Ram Midsize Truck Concept Will Be Shown to Dealers Next Month: Report
Ram is an obvious contender in full-size trucks and will soon have its own electric offering. But will it finally make a Toyota Tacoma competitor?
It's no secret that Ram is potentially missing out on big money by not offering a midsize pickup truck. Ford and General Motors do, as well as Nissan and Toyota—heck, Ram's sister company Jeep sells the Gladiator. This isn't lost on Ram's top brass, but like the electric REV half-ton that's coming to market late next year, they won't rush a smaller truck. Instead, as Ram CEO Mike Koval Jr. told MotorTrend in a recent interview, the automaker will show a midsize pickup concept to dealers in March.
Ram's attempts to sell a smaller truck in the United States lately have fallen apart for one reason or another. It last offered the Dakota here in 2011, right around the time Ford yanked the Ranger from showroom floors. In the years since there's been a resurgence as Americans have become even more infatuated with trucks than before.

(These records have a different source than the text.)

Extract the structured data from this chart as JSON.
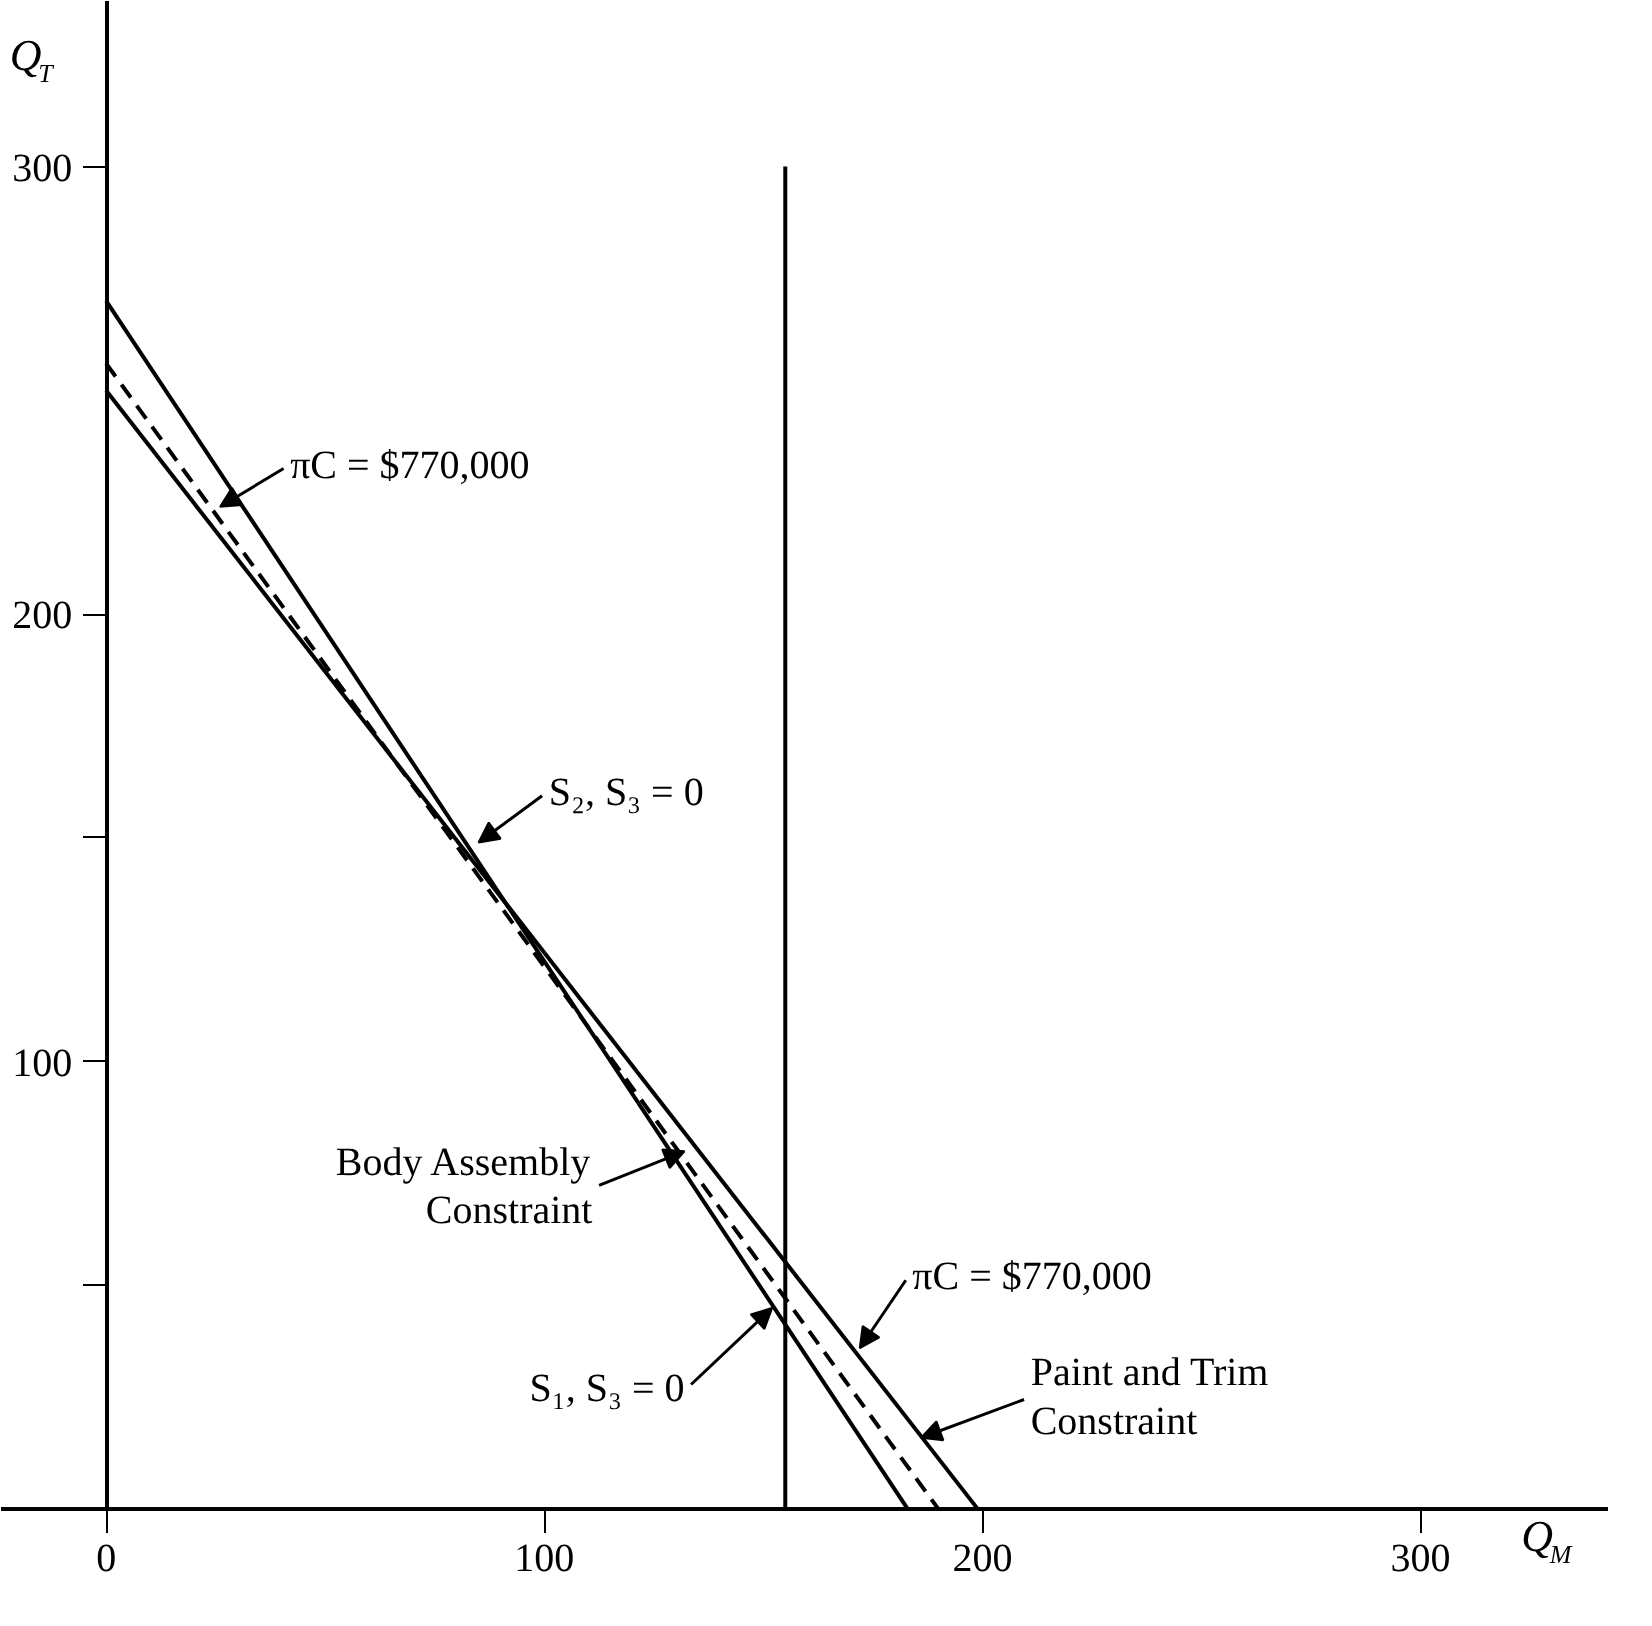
{
  "chart_data": {
    "type": "line",
    "xlabel": "Q$_{M}$",
    "ylabel": "Q$_{T}$",
    "xlim": [
      -24,
      343
    ],
    "ylim": [
      -16,
      337
    ],
    "xticks": [
      0,
      100,
      200,
      300
    ],
    "yticks": [
      {
        "value": 50,
        "label": null
      },
      100,
      {
        "value": 150,
        "label": null
      },
      200,
      300
    ],
    "marker": "none",
    "series": [
      {
        "x": [
          0,
          183
        ],
        "values": [
          270,
          0
        ],
        "color": "#000000",
        "line_style": "solid"
      },
      {
        "x": [
          0,
          199
        ],
        "values": [
          250,
          0
        ],
        "color": "#000000",
        "line_style": "solid"
      },
      {
        "x": [
          0,
          190
        ],
        "values": [
          256,
          0
        ],
        "color": "#000000",
        "line_style": "dashed"
      },
      {
        "x": [
          155,
          155
        ],
        "values": [
          0,
          300
        ],
        "color": "#000000",
        "line_style": "solid"
      }
    ],
    "annotations": [
      {
        "text": "πC = $770,000",
        "x": 26,
        "y": 224
      },
      {
        "text": "S₂, S₃ = 0",
        "x": 85,
        "y": 149
      },
      {
        "text": "Body Assembly\nConstraint",
        "x": 132,
        "y": 80
      },
      {
        "text": "S₁, S₃ = 0",
        "x": 152,
        "y": 45
      },
      {
        "text": "πC = $770,000",
        "x": 172,
        "y": 36
      },
      {
        "text": "Paint and Trim\nConstraint",
        "x": 186,
        "y": 16
      }
    ]
  }
}
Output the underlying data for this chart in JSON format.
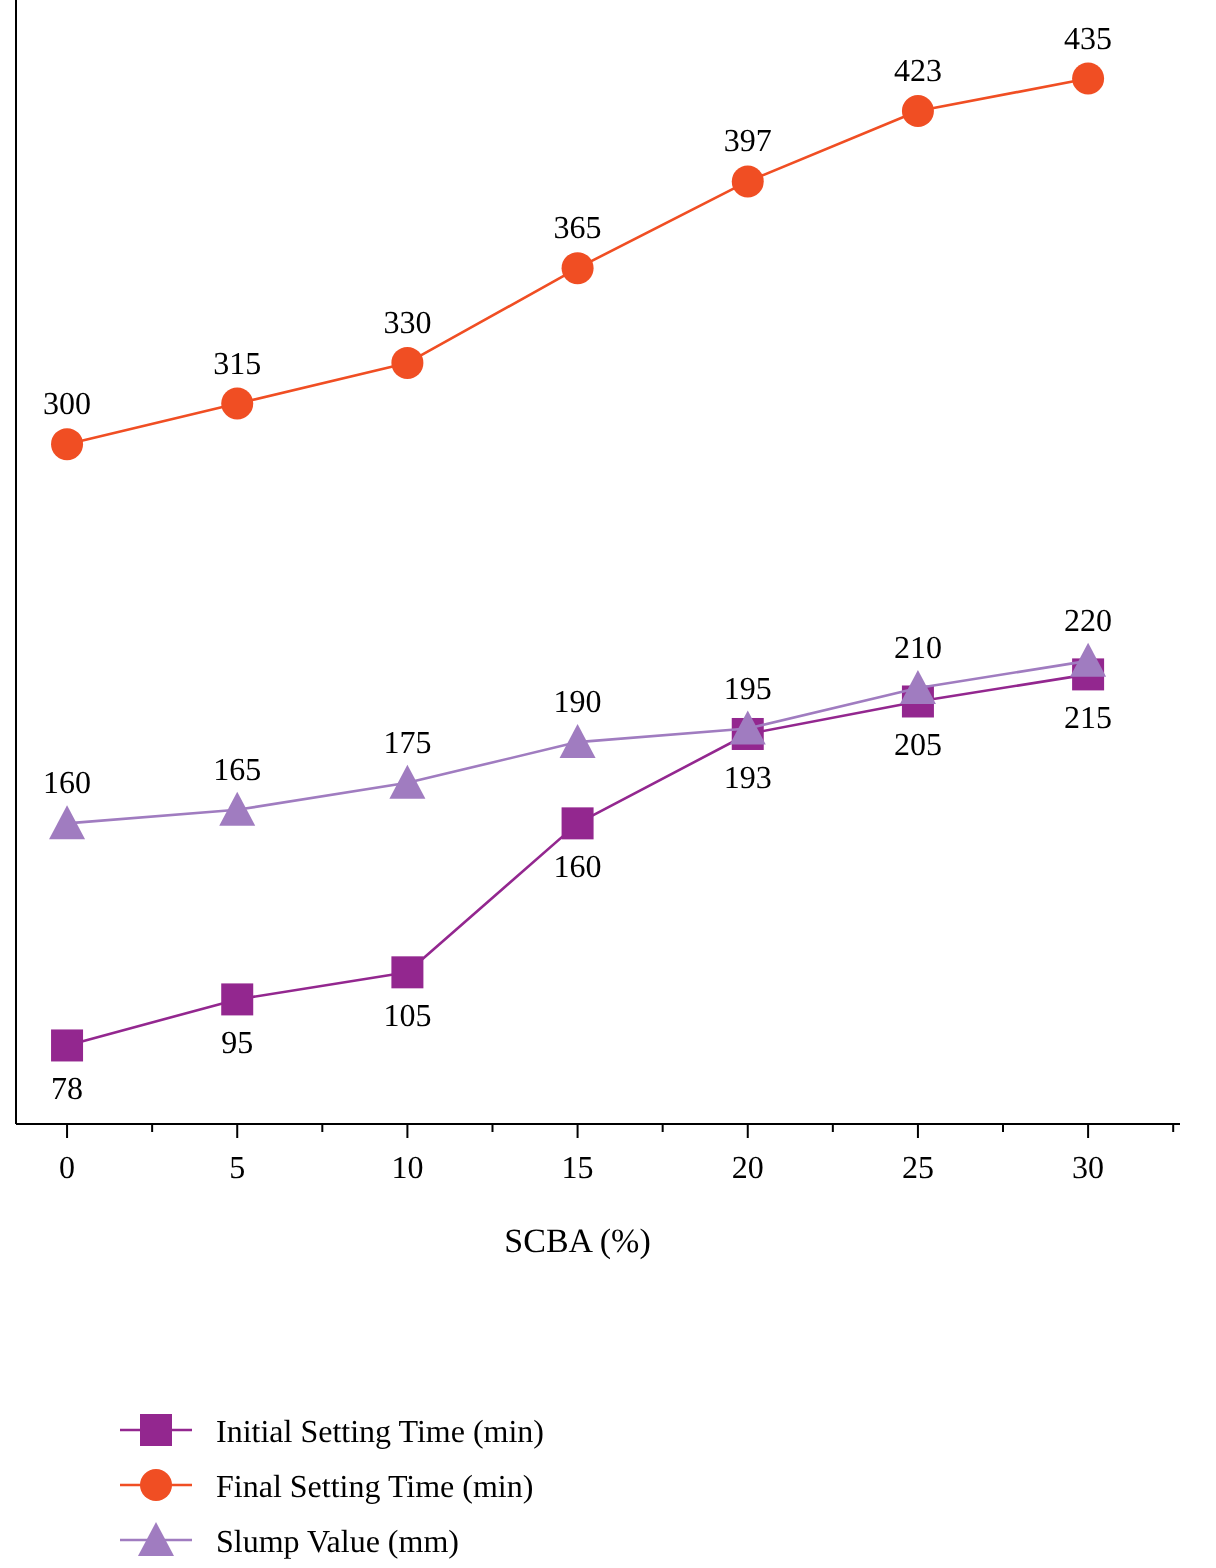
{
  "chart_data": {
    "type": "line",
    "xlabel": "SCBA (%)",
    "x": [
      0,
      5,
      10,
      15,
      20,
      25,
      30
    ],
    "xlim": [
      -1.5,
      32.7
    ],
    "xticks": [
      0,
      5,
      10,
      15,
      20,
      25,
      30
    ],
    "ylim": [
      49,
      464
    ],
    "tick_labels": "x",
    "data_labels": true,
    "legend": "bottom left",
    "grid": false,
    "line_style": "solid",
    "series": [
      {
        "name": "Initial Setting Time (min)",
        "color": "#93278f",
        "marker": "square",
        "values": [
          78,
          95,
          105,
          160,
          193,
          205,
          215
        ]
      },
      {
        "name": "Final Setting Time (min)",
        "color": "#f04e23",
        "marker": "circle",
        "values": [
          300,
          315,
          330,
          365,
          397,
          423,
          435
        ]
      },
      {
        "name": "Slump Value (mm)",
        "color": "#a07cc0",
        "marker": "triangle",
        "values": [
          160,
          165,
          175,
          190,
          195,
          210,
          220
        ]
      }
    ]
  }
}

Now, the swelling segment has companies like Mitsubishi and Volkswagen considering a new entry.
We don't know many concrete details right now, but there's more than enough info out there to speculate. MotorTrend reports that because the concept is still in its early phases, a platform hasn't been settled on yet. It's believed that Stellantis' STLA Large architecture would make a good home for the midsize truck, especially since it would be electrified in some way. It's important to note that the silhouette of such a vehicle was shown during Stellantis' EV Day in 2021.
If Ram's midsizer does indeed use STLA Large as a base, its footprint will be similar to the current Chevy Colorado, GMC Canyon, Ford Ranger, Toyota Tacoma, and Nissan Frontier. That platform is set to underpin several other models soon, like the Jeep Recon and Wagoneer S as well as the electrified Dodge Challenger successor. It's diverse, then, and Stellantis would likely love to base as many different cars and trucks on it as reasonably possible.
In the meantime, we'll be poking around for any new info on this midsize truck. There's not much to go off of yet, but when an automaker's CEO confirms that such a project exists, it shows they're at least taking it seriously. It makes sense, too, as the segment is clearly being met with customer demand year after year.